Electrospun O-quaternary ammonium chitosan/polyvinyl alcohol nanofibrous film by application of Box-Behnken design response surface method for eliminating pathogenic bacteria.

In this study, O-quaternary ammonium chitosan (O-HTCC) containing bicationic antibacterial active groups was synthesized to develop an O-HTCC/PVA porous nanofibrous film to enhance antibacterial activity, leveraging surface modification and nano-porous structure design. Uniform and smooth nanofibrous structures (average diameter: 72-294 nm) were successfully obtained using a simple and feasible electrospinning method.

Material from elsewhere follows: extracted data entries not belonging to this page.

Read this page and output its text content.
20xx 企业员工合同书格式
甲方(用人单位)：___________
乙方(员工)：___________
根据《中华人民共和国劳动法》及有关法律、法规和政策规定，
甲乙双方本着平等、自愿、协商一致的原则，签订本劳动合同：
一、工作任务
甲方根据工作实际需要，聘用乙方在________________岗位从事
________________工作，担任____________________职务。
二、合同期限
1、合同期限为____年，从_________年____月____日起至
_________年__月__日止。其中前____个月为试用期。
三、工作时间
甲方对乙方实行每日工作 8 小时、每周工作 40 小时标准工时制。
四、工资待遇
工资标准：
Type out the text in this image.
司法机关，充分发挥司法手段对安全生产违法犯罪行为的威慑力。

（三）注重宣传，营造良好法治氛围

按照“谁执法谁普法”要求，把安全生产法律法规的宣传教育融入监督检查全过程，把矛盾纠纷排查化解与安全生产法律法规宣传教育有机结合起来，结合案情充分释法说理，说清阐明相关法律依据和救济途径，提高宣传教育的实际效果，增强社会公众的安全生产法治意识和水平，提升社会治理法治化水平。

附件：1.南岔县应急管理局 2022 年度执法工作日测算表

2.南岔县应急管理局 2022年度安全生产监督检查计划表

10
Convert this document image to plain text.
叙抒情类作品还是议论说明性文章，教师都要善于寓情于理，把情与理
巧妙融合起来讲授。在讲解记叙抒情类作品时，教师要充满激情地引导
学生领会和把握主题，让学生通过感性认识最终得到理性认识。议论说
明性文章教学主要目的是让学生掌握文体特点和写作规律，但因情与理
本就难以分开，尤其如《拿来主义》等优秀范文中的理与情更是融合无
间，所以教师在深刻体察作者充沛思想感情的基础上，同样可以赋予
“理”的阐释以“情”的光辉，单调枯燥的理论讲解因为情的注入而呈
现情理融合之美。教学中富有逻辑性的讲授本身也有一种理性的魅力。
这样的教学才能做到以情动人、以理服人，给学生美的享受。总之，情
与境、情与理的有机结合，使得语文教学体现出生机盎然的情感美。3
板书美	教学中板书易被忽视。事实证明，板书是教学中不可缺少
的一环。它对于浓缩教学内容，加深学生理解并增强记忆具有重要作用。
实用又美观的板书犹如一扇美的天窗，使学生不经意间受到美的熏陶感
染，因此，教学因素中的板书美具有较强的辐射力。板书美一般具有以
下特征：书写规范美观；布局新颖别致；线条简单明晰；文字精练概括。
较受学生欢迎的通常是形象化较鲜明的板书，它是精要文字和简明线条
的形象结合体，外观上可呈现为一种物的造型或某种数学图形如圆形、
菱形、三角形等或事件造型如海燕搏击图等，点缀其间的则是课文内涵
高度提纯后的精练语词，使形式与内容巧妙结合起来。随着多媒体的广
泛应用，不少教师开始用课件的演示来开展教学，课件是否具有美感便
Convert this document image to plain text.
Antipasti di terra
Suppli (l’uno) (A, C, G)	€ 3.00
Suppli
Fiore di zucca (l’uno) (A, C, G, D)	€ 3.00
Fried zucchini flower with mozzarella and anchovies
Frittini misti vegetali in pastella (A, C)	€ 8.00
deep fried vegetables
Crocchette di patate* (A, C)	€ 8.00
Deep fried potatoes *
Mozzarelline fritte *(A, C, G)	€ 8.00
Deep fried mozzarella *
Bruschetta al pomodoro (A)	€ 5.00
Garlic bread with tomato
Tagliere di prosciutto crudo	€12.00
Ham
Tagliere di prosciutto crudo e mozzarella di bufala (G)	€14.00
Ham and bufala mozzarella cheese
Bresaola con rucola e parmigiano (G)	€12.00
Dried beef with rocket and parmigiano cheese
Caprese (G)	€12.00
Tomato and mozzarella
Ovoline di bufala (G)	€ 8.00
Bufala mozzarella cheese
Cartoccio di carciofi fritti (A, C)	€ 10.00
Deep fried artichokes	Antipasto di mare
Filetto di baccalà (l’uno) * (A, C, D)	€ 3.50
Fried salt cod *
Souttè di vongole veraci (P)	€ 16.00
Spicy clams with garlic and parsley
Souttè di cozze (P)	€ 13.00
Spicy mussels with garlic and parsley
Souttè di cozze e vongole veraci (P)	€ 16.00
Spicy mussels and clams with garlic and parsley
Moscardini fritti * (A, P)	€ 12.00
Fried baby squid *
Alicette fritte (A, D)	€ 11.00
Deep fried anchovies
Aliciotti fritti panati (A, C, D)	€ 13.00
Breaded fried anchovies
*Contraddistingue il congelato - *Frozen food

A response surface model via Box-Behnken design (BBD) was used to clarify the interaction relationship between O-HTCC fiber diameter and three critical electrospinning parameters (O-HTCC concentration, applied voltage, feed flow rate), predicting that the minimum O-HTCC fiber diameter (174 nm) could be achieved with 7 wt% of O-HTCC concentration, 14 kV of voltage, and 0.11 mL/h of feed flow rate. Linear regression (R = 0.9736, Radj = 0.9716) and the Anderson Darling test demonstrated the excellent fit of the RSM-BBD model. Compared to N-HTCC/PVA nanofibrous film, the O-HTCC/PVA version showed increased growth inhibition and more effective antibacterial efficacies against Escherichia coli (E. coli) (;86.34 %) and Staphylococcus aureus (S. aureus) (;99.99 %). DSC revealed improved thermal stability with an increased melting temperature (238 °C) and endothermic enthalpy (157.7 J/g). This study holds potential for further development of antibacterial packaging to extend food shelf-life to reduce bacterial infection.